MariaDB is simpler. GTID position is set via SQL session variables, then the old COM_BINLOG_DUMP command is issued.

sql
SET @slave_connect_state='0-1-42,1-1-100';  -- GTID position
SET @slave_gtid_strict_mode=1;
SET @master_heartbeat_period=3000000000;     -- 3 seconds
SET @master_binlog_checksum=@@global.binlog_checksum;

Then a COM_BINLOG_DUMP packet is constructed and sent:

binlog_pos    4 bytes   Start position (usually 4)
binlog_flags  2 bytes   Flags
server_id     4 bytes   Replica server ID
filename      variable  Binlog filename

Where MySQL's COM_BINLOG_DUMP_GTID packs the GTID set into a single binary packet, MariaDB combines SQL and the binary protocol. From an implementer's perspective, MariaDB is easier to debug. You can inspect the state in SQL.

The catch is that sending the COM_BINLOG_DUMP packet requires simple_command() and reading responses requires cli_safe_read() — both internal client library functions. They need extern "C" linkage.

COM_BINLOG_DUMP vs COM_BINLOG_DUMP_GTID

Both are commands defined in MySQL's binary protocol. COM_BINLOG_DUMP dates back to MySQL 4.0, specifying stream position by binlog filename + offset. COM_BINLOG_DUMP_GTID was added in MySQL 5.6, with the GTID set binary-encoded in the packet. MariaDB uses the older COM_BINLOG_DUMP but pre-sets the GTID position via SQL session variables.

Reading the Source

MariaDB's sql/log.cc is 15,000 lines. sql/log_event.h is 6,200. sql/log_event_server.cc is 8,900. sql/sql_repl.cc is 5,800. sql/rpl_gtid.cc is 4,100. Over 40,000 lines of binlog-related code. I didn't read all of it. I traced the parts related to GTIDs and event definitions.

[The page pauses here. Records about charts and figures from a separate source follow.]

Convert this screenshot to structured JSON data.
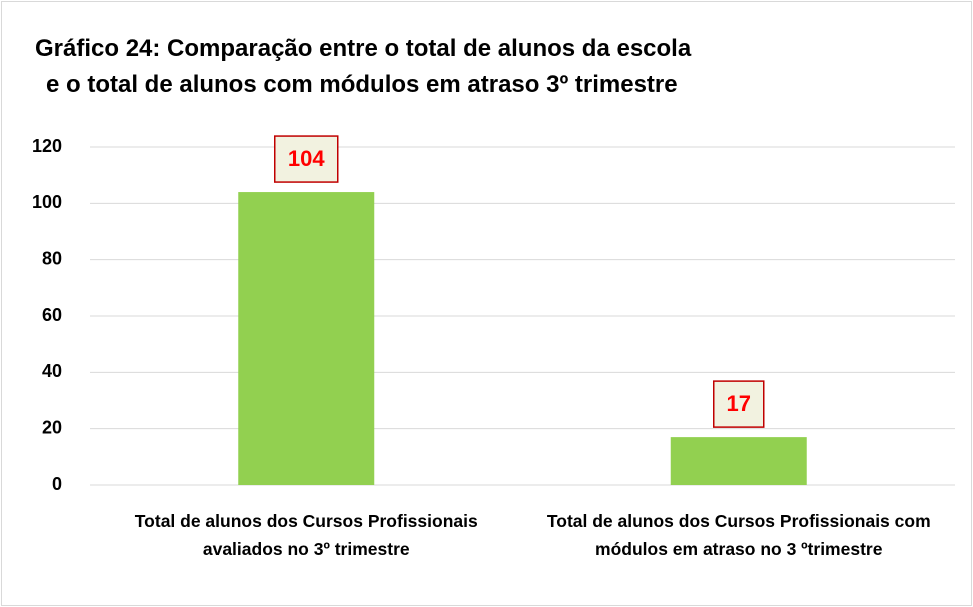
{
  "chart_data": {
    "type": "bar",
    "title": [
      "Gráfico 24: Comparação entre o total de alunos da escola",
      "e o total de alunos com módulos em atraso 3º trimestre"
    ],
    "categories": [
      "Total de alunos dos Cursos Profissionais avaliados no 3º trimestre",
      "Total de alunos dos Cursos Profissionais com módulos em atraso no 3 ºtrimestre"
    ],
    "values": [
      104,
      17
    ],
    "color": "#92d050",
    "ylim": [
      0,
      120
    ],
    "yticks": [
      0,
      20,
      40,
      60,
      80,
      100,
      120
    ],
    "grid": true
  }
}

What stood out was the obsession with backward compatibility embedded throughout. Sizing the GTID event to match a BEGIN query event. Jumping event type numbers to the 160s to avoid collisions with MySQL. Making each other's GTID events safely skippable as Ignorable_log_event. Two projects that forked from the same codebase, still careful not to break each other's streams.

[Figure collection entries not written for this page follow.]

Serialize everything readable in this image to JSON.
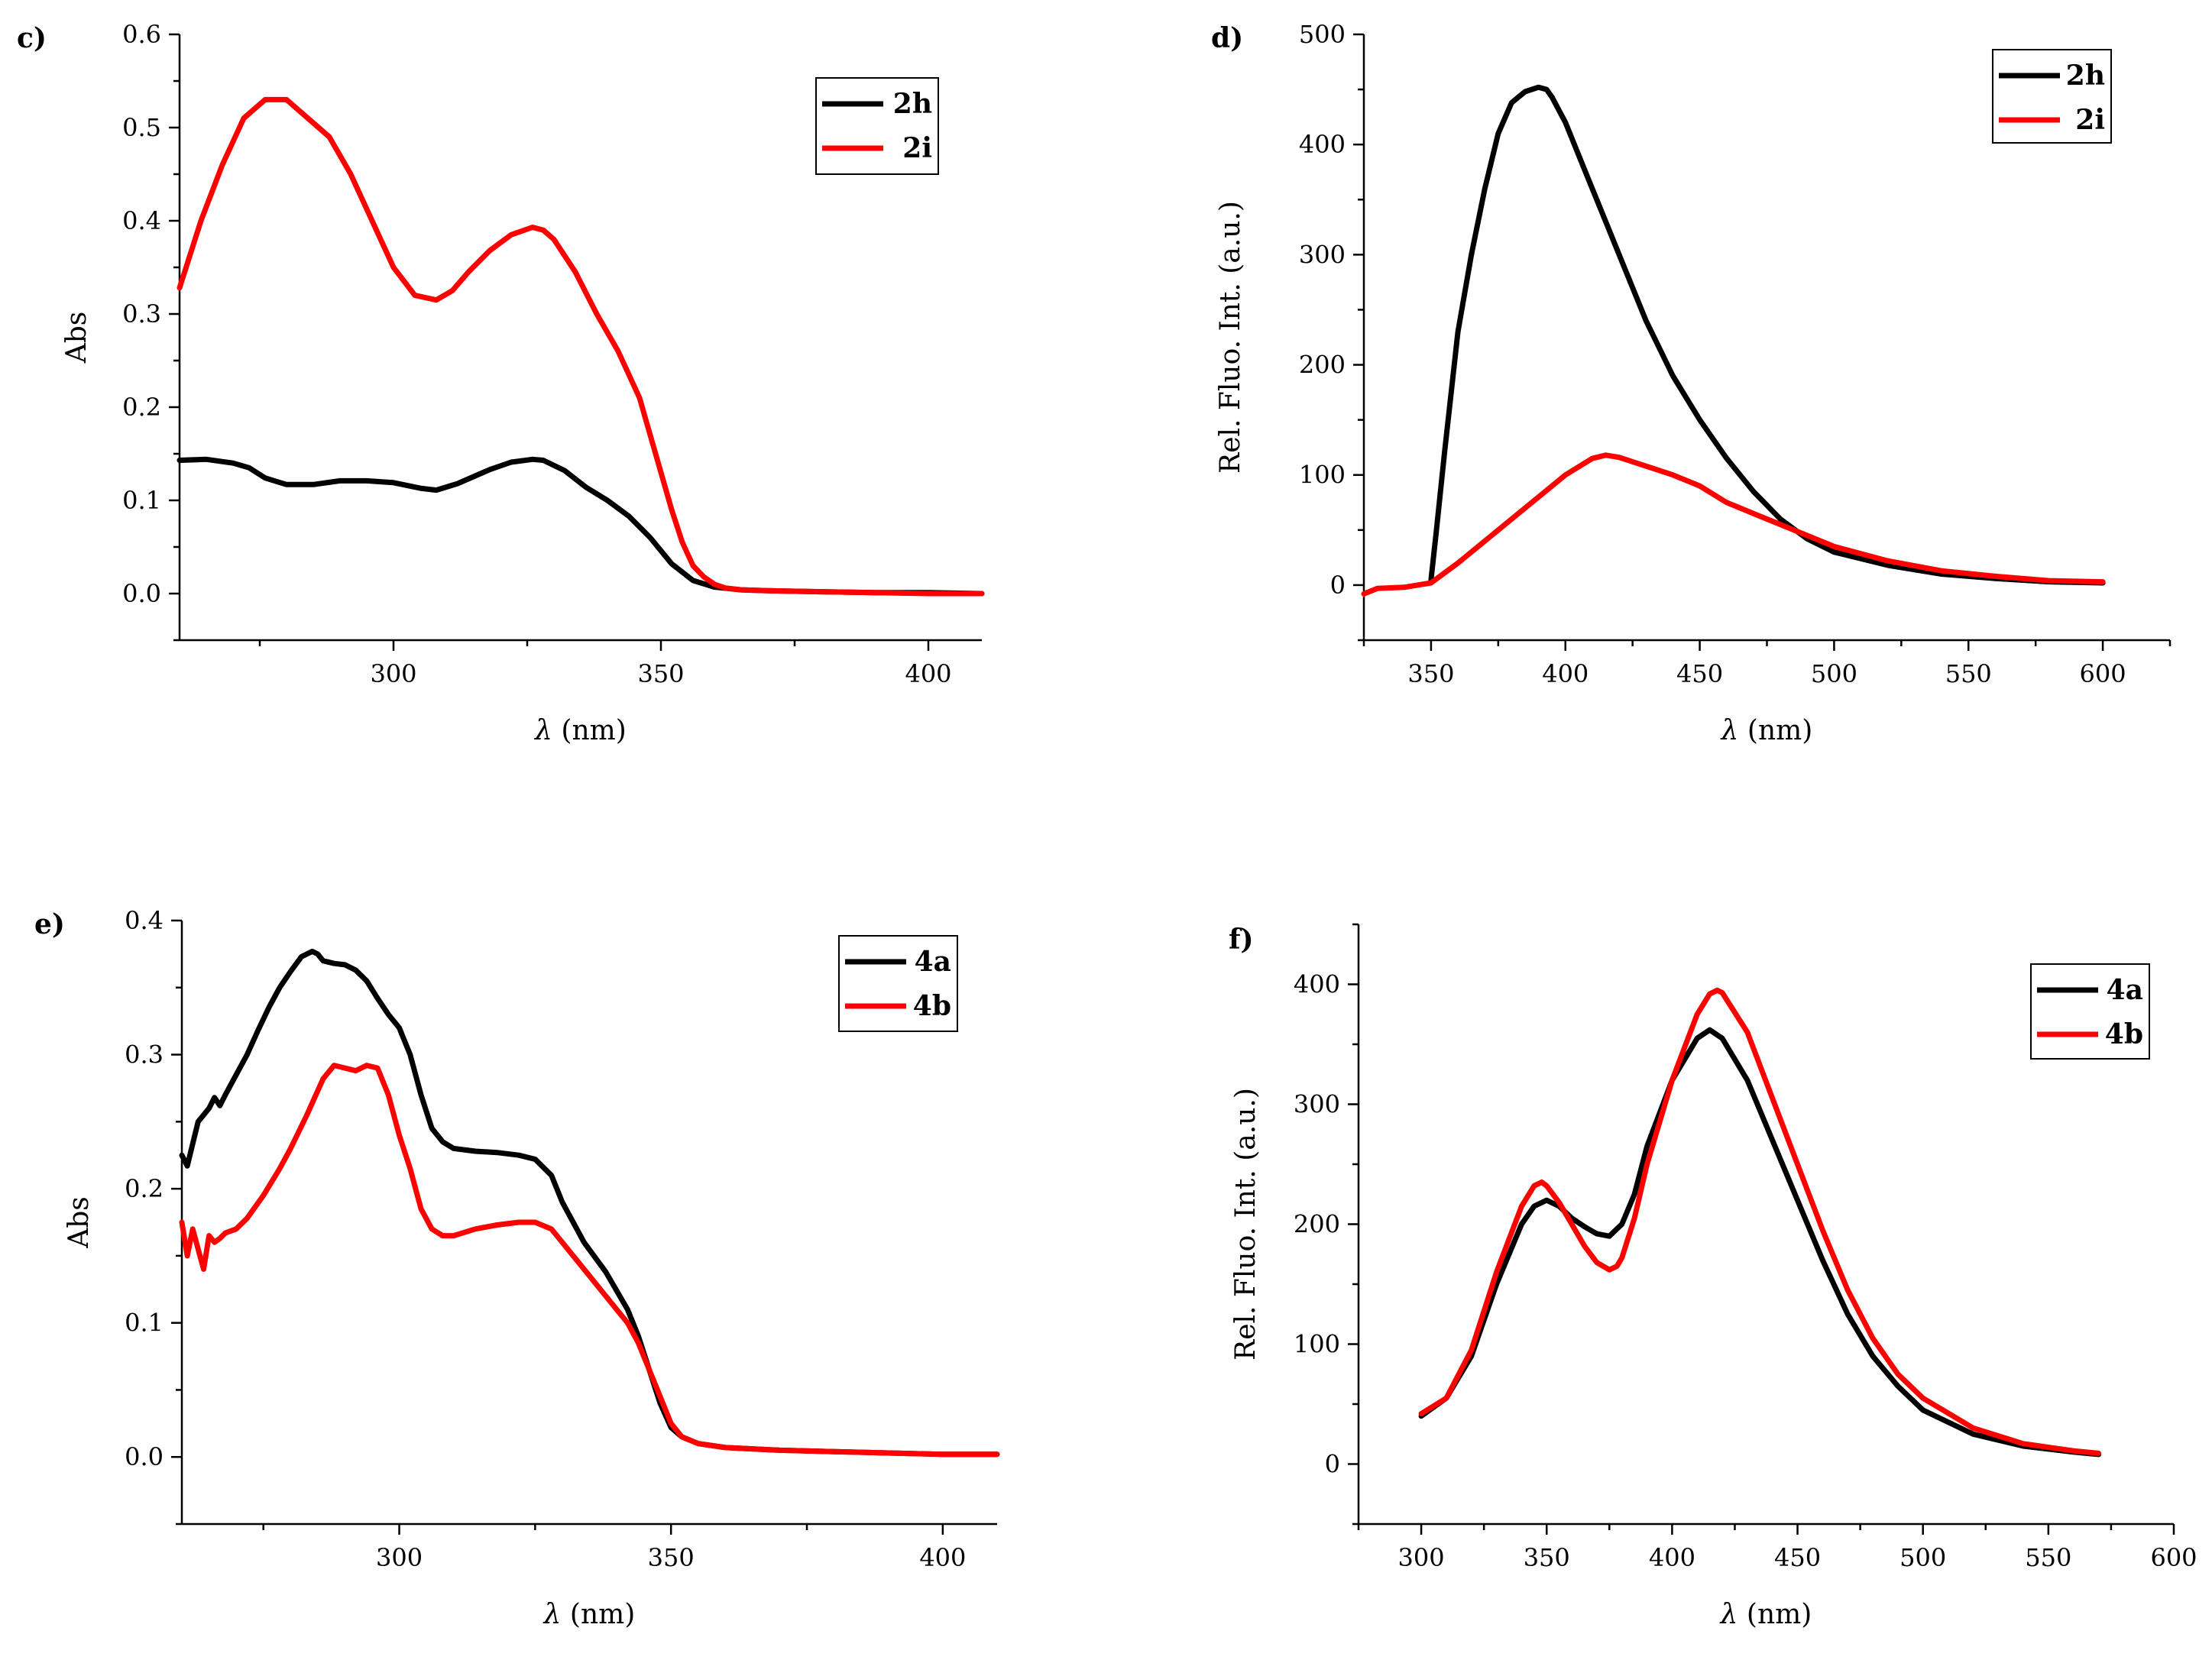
{
  "colors": {
    "black": "#000000",
    "red": "#ff0000"
  },
  "chart_data": [
    {
      "panel": "c)",
      "type": "line",
      "xlabel_symbol": "λ",
      "xlabel_unit": " (nm)",
      "ylabel": "Abs",
      "xlim": [
        260,
        410
      ],
      "ylim": [
        -0.05,
        0.6
      ],
      "xticks": [
        300,
        350,
        400
      ],
      "xticks_minor": [
        275,
        325,
        375
      ],
      "yticks": [
        0.0,
        0.1,
        0.2,
        0.3,
        0.4,
        0.5,
        0.6
      ],
      "ytick_labels": [
        "0.0",
        "0.1",
        "0.2",
        "0.3",
        "0.4",
        "0.5",
        "0.6"
      ],
      "yticks_minor": [
        -0.05,
        0.05,
        0.15,
        0.25,
        0.35,
        0.45,
        0.55
      ],
      "legend_position": "top-right",
      "series": [
        {
          "name": "2h",
          "color": "#000000",
          "x": [
            260,
            265,
            270,
            273,
            276,
            280,
            285,
            290,
            295,
            300,
            305,
            308,
            312,
            318,
            322,
            326,
            328,
            332,
            336,
            340,
            344,
            348,
            352,
            356,
            360,
            365,
            370,
            380,
            390,
            400,
            410
          ],
          "y": [
            0.143,
            0.144,
            0.14,
            0.135,
            0.124,
            0.117,
            0.117,
            0.121,
            0.121,
            0.119,
            0.113,
            0.111,
            0.118,
            0.133,
            0.141,
            0.144,
            0.143,
            0.132,
            0.114,
            0.1,
            0.083,
            0.06,
            0.032,
            0.014,
            0.007,
            0.004,
            0.003,
            0.002,
            0.001,
            0.001,
            0.0
          ]
        },
        {
          "name": "2i",
          "color": "#ff0000",
          "x": [
            260,
            264,
            268,
            272,
            276,
            280,
            284,
            288,
            292,
            296,
            300,
            304,
            308,
            311,
            314,
            318,
            322,
            326,
            328,
            330,
            334,
            338,
            342,
            346,
            350,
            352,
            354,
            356,
            358,
            360,
            362,
            365,
            370,
            380,
            390,
            400,
            410
          ],
          "y": [
            0.328,
            0.4,
            0.46,
            0.51,
            0.53,
            0.53,
            0.51,
            0.49,
            0.45,
            0.4,
            0.35,
            0.32,
            0.315,
            0.325,
            0.345,
            0.368,
            0.385,
            0.393,
            0.39,
            0.38,
            0.345,
            0.3,
            0.26,
            0.21,
            0.13,
            0.09,
            0.055,
            0.03,
            0.018,
            0.01,
            0.006,
            0.004,
            0.003,
            0.002,
            0.001,
            0.0,
            0.0
          ]
        }
      ]
    },
    {
      "panel": "d)",
      "type": "line",
      "xlabel_symbol": "λ",
      "xlabel_unit": " (nm)",
      "ylabel": "Rel. Fluo. Int. (a.u.)",
      "xlim": [
        325,
        625
      ],
      "ylim": [
        -50,
        500
      ],
      "xticks": [
        350,
        400,
        450,
        500,
        550,
        600
      ],
      "xticks_minor": [
        325,
        375,
        425,
        475,
        525,
        575,
        625
      ],
      "yticks": [
        0,
        100,
        200,
        300,
        400,
        500
      ],
      "ytick_labels": [
        "0",
        "100",
        "200",
        "300",
        "400",
        "500"
      ],
      "yticks_minor": [
        -50,
        50,
        150,
        250,
        350,
        450
      ],
      "legend_position": "top-right",
      "series": [
        {
          "name": "2h",
          "color": "#000000",
          "x": [
            350,
            352,
            355,
            360,
            365,
            370,
            375,
            380,
            385,
            390,
            393,
            395,
            400,
            405,
            410,
            415,
            420,
            430,
            440,
            450,
            460,
            470,
            480,
            490,
            500,
            520,
            540,
            560,
            580,
            600
          ],
          "y": [
            5,
            50,
            120,
            230,
            300,
            360,
            410,
            438,
            448,
            452,
            450,
            443,
            420,
            390,
            360,
            330,
            300,
            240,
            190,
            150,
            115,
            85,
            60,
            42,
            30,
            18,
            10,
            6,
            3,
            2
          ]
        },
        {
          "name": "2i",
          "color": "#ff0000",
          "x": [
            325,
            330,
            340,
            350,
            360,
            370,
            380,
            390,
            400,
            410,
            415,
            420,
            430,
            440,
            450,
            460,
            470,
            480,
            490,
            500,
            520,
            540,
            560,
            580,
            600
          ],
          "y": [
            -8,
            -3,
            -2,
            2,
            20,
            40,
            60,
            80,
            100,
            115,
            118,
            116,
            108,
            100,
            90,
            75,
            65,
            55,
            45,
            35,
            22,
            13,
            8,
            4,
            3
          ]
        }
      ]
    },
    {
      "panel": "e)",
      "type": "line",
      "xlabel_symbol": "λ",
      "xlabel_unit": " (nm)",
      "ylabel": "Abs",
      "xlim": [
        260,
        410
      ],
      "ylim": [
        -0.05,
        0.4
      ],
      "xticks": [
        300,
        350,
        400
      ],
      "xticks_minor": [
        275,
        325,
        375
      ],
      "yticks": [
        0.0,
        0.1,
        0.2,
        0.3,
        0.4
      ],
      "ytick_labels": [
        "0.0",
        "0.1",
        "0.2",
        "0.3",
        "0.4"
      ],
      "yticks_minor": [
        -0.05,
        0.05,
        0.15,
        0.25,
        0.35
      ],
      "legend_position": "top-right",
      "series": [
        {
          "name": "4a",
          "color": "#000000",
          "x": [
            260,
            261,
            263,
            265,
            266,
            267,
            268,
            270,
            272,
            274,
            276,
            278,
            280,
            282,
            284,
            285,
            286,
            288,
            290,
            292,
            294,
            296,
            298,
            300,
            302,
            304,
            306,
            308,
            310,
            314,
            318,
            322,
            325,
            328,
            330,
            334,
            338,
            342,
            344,
            346,
            348,
            350,
            352,
            355,
            360,
            370,
            380,
            390,
            400,
            410
          ],
          "y": [
            0.225,
            0.217,
            0.25,
            0.26,
            0.268,
            0.262,
            0.27,
            0.285,
            0.3,
            0.318,
            0.335,
            0.35,
            0.362,
            0.373,
            0.377,
            0.375,
            0.37,
            0.368,
            0.367,
            0.363,
            0.355,
            0.342,
            0.33,
            0.32,
            0.3,
            0.27,
            0.245,
            0.235,
            0.23,
            0.228,
            0.227,
            0.225,
            0.222,
            0.21,
            0.19,
            0.16,
            0.138,
            0.11,
            0.09,
            0.065,
            0.04,
            0.022,
            0.015,
            0.01,
            0.007,
            0.005,
            0.004,
            0.003,
            0.002,
            0.002
          ]
        },
        {
          "name": "4b",
          "color": "#ff0000",
          "x": [
            260,
            261,
            262,
            263,
            264,
            265,
            266,
            267,
            268,
            270,
            272,
            275,
            278,
            280,
            283,
            286,
            288,
            290,
            292,
            294,
            296,
            298,
            300,
            302,
            304,
            306,
            308,
            310,
            314,
            318,
            322,
            325,
            328,
            330,
            334,
            338,
            342,
            344,
            346,
            348,
            350,
            352,
            355,
            360,
            370,
            380,
            390,
            400,
            410
          ],
          "y": [
            0.175,
            0.15,
            0.17,
            0.155,
            0.14,
            0.165,
            0.16,
            0.163,
            0.167,
            0.17,
            0.178,
            0.195,
            0.215,
            0.23,
            0.255,
            0.282,
            0.292,
            0.29,
            0.288,
            0.292,
            0.29,
            0.27,
            0.24,
            0.215,
            0.185,
            0.17,
            0.165,
            0.165,
            0.17,
            0.173,
            0.175,
            0.175,
            0.17,
            0.16,
            0.14,
            0.12,
            0.1,
            0.085,
            0.065,
            0.045,
            0.025,
            0.015,
            0.01,
            0.007,
            0.005,
            0.004,
            0.003,
            0.002,
            0.002
          ]
        }
      ]
    },
    {
      "panel": "f)",
      "type": "line",
      "xlabel_symbol": "λ",
      "xlabel_unit": " (nm)",
      "ylabel": "Rel. Fluo. Int. (a.u.)",
      "xlim": [
        275,
        600
      ],
      "ylim": [
        -50,
        450
      ],
      "xticks": [
        300,
        350,
        400,
        450,
        500,
        550,
        600
      ],
      "xticks_minor": [
        275,
        325,
        375,
        425,
        475,
        525,
        575
      ],
      "yticks": [
        0,
        100,
        200,
        300,
        400
      ],
      "ytick_labels": [
        "0",
        "100",
        "200",
        "300",
        "400"
      ],
      "yticks_minor": [
        -50,
        50,
        150,
        250,
        350,
        450
      ],
      "legend_position": "top-right",
      "series": [
        {
          "name": "4a",
          "color": "#000000",
          "x": [
            300,
            310,
            320,
            330,
            340,
            345,
            350,
            355,
            360,
            365,
            370,
            375,
            380,
            385,
            390,
            400,
            410,
            415,
            420,
            430,
            440,
            450,
            460,
            470,
            480,
            490,
            500,
            520,
            540,
            560,
            570
          ],
          "y": [
            40,
            55,
            90,
            150,
            200,
            215,
            220,
            215,
            205,
            198,
            192,
            190,
            200,
            225,
            265,
            320,
            355,
            362,
            355,
            320,
            270,
            220,
            170,
            125,
            90,
            65,
            45,
            25,
            15,
            10,
            8
          ]
        },
        {
          "name": "4b",
          "color": "#ff0000",
          "x": [
            300,
            310,
            320,
            330,
            340,
            345,
            348,
            350,
            355,
            360,
            365,
            370,
            375,
            378,
            380,
            385,
            390,
            400,
            410,
            415,
            418,
            420,
            430,
            440,
            450,
            460,
            470,
            480,
            490,
            500,
            520,
            540,
            560,
            570
          ],
          "y": [
            42,
            55,
            95,
            160,
            215,
            232,
            235,
            232,
            218,
            200,
            182,
            168,
            162,
            165,
            172,
            205,
            250,
            320,
            375,
            392,
            395,
            393,
            360,
            305,
            250,
            195,
            145,
            105,
            75,
            55,
            30,
            17,
            11,
            9
          ]
        }
      ]
    }
  ]
}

MariaDB's build configuration

The default build type is RelWithDebInfo — release optimization with debug info. C++17 standard. -fno-omit-frame-pointer preserves frame pointers, -D_FORTIFY_SOURCE=2 catches buffer overflows. ASAN, TSAN, UBSAN, and MSAN are all supported. For a codebase this size, the debugging experience is surprisingly good.

Impact on MygramDB

The practical breakdown:

AreaChange needed
Row event parser (rows_parser)None
NULL bitmaps, packed integersNone
TABLE_MAP cacheNone
GTID parsingNew implementation
Replication protocolNew implementation
Server flavor detectionNew implementation
Connection validationFlavor-aware branching

I introduced an IBinlogStream interface and use the Strategy Pattern to switch between MySQL and MariaDB stream implementations. Row event processing stays shared. Only the GTID layer branches by flavor.

The design cut cleanly because the divergence point is clear. The boundary between "compatible" and "completely different" isn't vague — it's precise at the binary level.

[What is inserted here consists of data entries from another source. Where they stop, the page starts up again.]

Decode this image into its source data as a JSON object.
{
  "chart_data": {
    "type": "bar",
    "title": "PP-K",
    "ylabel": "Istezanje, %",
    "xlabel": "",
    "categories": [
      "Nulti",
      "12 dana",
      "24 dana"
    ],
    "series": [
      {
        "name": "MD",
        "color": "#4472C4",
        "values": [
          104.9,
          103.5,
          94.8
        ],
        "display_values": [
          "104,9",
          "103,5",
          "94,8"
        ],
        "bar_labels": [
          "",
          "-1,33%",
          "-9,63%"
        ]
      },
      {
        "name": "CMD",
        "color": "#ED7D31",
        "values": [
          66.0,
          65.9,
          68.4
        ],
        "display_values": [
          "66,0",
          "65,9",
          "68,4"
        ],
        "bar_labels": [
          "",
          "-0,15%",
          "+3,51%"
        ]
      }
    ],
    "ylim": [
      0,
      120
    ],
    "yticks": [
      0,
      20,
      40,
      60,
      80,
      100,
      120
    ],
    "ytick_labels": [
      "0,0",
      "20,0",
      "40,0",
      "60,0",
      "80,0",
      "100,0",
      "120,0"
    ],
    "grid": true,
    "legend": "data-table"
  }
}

Same Face, Different Personality

MySQL and MariaDB binlogs are like twins. Same magic bytes, same headers, same row data. They look identical, and that's where the "compatible" reputation comes from.

But when it comes to GTIDs — the heart of replication — their personalities diverge. MySQL chose UUID-based global uniqueness. MariaDB chose domain-based independent streams. In 2013, two teams answered the same question differently.

For someone who writes binlog parsers, "row data is identical" is the thing that matters most. The most complex, most bug-prone part of the parser is shared. GTIDs need a redesign, but it's a well-defined scope. Not an unbounded compatibility problem.

Same face doesn't mean same person. But there's no question they share a parent.